Questo è ciò che gli studiosi stessi ignorano, poiché rifiutano la storia ciclica contenuta nei Purāna, testi enciclopedici di una civiltà avanzatissima sotto ogni aspetto. L’umanità attraversa quattro epoche, con diverse caratteristiche, e l’epoca attuale è denominata Kali-Yuga, cioè età (yuga) perdente (kali), dove domina la violenza e l’autodistruzione. E tale epoca, secondo i calendari vedici, ha avuto origine proprio 5000 anni fa, quando la Gimbutas fa risalire la discesa devastante dei Kurgan…coincidenza? No, semplicemente il cosmo è, appunto, un ordine e in tale ordine le epoche si avvicendano, nel loro eterno ciclo, fino alla dissoluzione dell’universo, anch’essa parte di un ciclo più grande. Quindi non basta, come afferma Riane Eisler, “il passaggio dall’androcrazia alla gilania [che] contribuirebbe a far cessare la politica di dominio e l’economia di sfruttamento”[4], poiché  recuperare il ‘femminile sacro’ senza avere un diverso paradigma del ‘maschile sacro’ è ugualmente alienante e inefficace, come le varie correnti del femminismo e dell’ecologismo hanno dimostrato. Per uscire dall’incubo del Kali-yuga occorre recuperare la radice stessa della ciclicità sacra e la conoscenza immensa che la civiltà vedica ci offre…conoscenza materiale e spirituale insieme. Ho altrove[5] dimostrato che l’antica civiltà vedica non è stata il prodotto delle ‘invasioni ariane’ (sempre legate al paradigma Kurgan) ma è stata una civiltà planetaria dove maschile e femminile erano in perfetta armonia e ogni ordine sociale (varna) serviva all’equilibrio del Tutto.
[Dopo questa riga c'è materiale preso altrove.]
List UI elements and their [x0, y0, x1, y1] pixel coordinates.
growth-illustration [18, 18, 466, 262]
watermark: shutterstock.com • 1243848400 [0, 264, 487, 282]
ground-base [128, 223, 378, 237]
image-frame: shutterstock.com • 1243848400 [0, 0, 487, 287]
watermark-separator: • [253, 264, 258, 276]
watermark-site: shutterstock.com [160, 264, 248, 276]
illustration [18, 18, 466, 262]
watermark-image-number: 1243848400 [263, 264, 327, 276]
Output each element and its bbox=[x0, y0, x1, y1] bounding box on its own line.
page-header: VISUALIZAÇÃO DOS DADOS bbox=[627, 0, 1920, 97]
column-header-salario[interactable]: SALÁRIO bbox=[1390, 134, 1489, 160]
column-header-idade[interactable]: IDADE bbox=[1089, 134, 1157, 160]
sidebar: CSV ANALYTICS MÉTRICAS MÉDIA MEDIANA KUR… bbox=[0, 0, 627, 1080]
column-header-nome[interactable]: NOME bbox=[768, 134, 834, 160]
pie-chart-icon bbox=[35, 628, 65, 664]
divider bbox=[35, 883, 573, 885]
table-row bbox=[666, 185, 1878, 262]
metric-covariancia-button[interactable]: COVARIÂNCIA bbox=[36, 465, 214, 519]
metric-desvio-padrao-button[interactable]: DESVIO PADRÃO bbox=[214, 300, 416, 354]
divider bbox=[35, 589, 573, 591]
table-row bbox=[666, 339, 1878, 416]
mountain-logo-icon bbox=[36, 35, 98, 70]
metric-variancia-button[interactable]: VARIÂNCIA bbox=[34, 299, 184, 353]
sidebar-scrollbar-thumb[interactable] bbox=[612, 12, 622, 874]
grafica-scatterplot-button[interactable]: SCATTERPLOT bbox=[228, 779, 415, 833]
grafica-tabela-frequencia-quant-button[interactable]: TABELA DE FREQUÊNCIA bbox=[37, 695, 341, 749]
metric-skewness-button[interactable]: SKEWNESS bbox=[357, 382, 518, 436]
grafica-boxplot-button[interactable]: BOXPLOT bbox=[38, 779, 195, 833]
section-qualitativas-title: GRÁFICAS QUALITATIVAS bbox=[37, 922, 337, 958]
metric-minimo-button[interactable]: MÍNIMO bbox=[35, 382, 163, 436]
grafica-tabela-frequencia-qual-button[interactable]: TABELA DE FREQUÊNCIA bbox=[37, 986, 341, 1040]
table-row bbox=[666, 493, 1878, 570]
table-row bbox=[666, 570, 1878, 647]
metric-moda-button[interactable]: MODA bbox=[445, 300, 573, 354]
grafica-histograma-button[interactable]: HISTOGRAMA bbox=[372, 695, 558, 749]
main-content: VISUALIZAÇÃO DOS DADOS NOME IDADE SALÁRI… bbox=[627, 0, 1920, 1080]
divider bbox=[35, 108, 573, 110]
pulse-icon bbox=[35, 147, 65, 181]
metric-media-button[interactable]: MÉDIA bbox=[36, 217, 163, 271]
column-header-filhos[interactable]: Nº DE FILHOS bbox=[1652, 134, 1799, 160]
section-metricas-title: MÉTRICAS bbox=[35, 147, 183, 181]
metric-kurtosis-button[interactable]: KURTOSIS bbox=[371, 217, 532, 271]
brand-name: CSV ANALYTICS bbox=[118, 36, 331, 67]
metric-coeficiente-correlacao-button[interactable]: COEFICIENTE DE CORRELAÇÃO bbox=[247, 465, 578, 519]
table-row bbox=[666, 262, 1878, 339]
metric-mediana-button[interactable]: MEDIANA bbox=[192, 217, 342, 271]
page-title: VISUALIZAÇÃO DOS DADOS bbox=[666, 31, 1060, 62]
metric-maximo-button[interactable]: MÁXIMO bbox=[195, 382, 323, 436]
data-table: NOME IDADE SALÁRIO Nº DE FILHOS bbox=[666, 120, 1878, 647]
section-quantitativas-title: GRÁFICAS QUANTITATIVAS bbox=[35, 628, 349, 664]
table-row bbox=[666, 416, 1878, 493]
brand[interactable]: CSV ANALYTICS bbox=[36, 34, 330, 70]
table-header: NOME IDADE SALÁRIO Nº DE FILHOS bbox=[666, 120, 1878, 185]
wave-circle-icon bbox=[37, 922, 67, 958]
Nei capitoli di questo saggio ho analizzato i vari aspetti della degenerazione del Kali-yuga, degenerazione che investe la scienza, l’arte, la religione, la medicina…Lo studioso Josipovici così ha sintetizzato la situazione attuale: “ Ed ecco il risultato: trascinato, poi dominato da bisogni materiali sempre nuovi, schiavo di leggi economiche incontrollabili, costruttore di industrie che distruggono la vita, accade che la natura torturata non solo abbia smesso di dargli il minimo sostegno, ma gli si rivolti contro…”[6] Tutti i popoli del pianeta hanno guardato con tristezza alla ‘follia dell’uomo bianco’, follia che non sembra arrestarsi ma accelerare; nel Bhagavata Purāna questa epoca è descritta così: kaler dosa-nidhe, ovvero: un oceano di errori; il testo vedico descrive nel dettaglio la degenerazione fisica, morale, politica, economica e persino ambientale! Eppure abbiamo la possibilità di una via d’uscita, se lo vogliamo.

Valentino Bellucci



[1] M. Gimbutas, Kurgan. Le origini della cultura europea, Medusa, Milano 2010, pag. 72 e 73.

[2] Ivi., pag. 74.

[3] J. Servier, L’uomo e l’invisibile, op. cit., pag. 397 e 401.

[4] R. Eisler, Il Calice e la Spada. La civiltà della Grande Dea dal Neolitico ad oggi, Forum, Udine 2012, pag. 352.

[5] Cfr. V. Bellucci, Le strutture sociali del varnāshrama-dharma, Solfanelli, Chieti 2014.

[6] J. Josipovici, Il fattore “L”, Mediterranee, Roma 1976, pag. 59.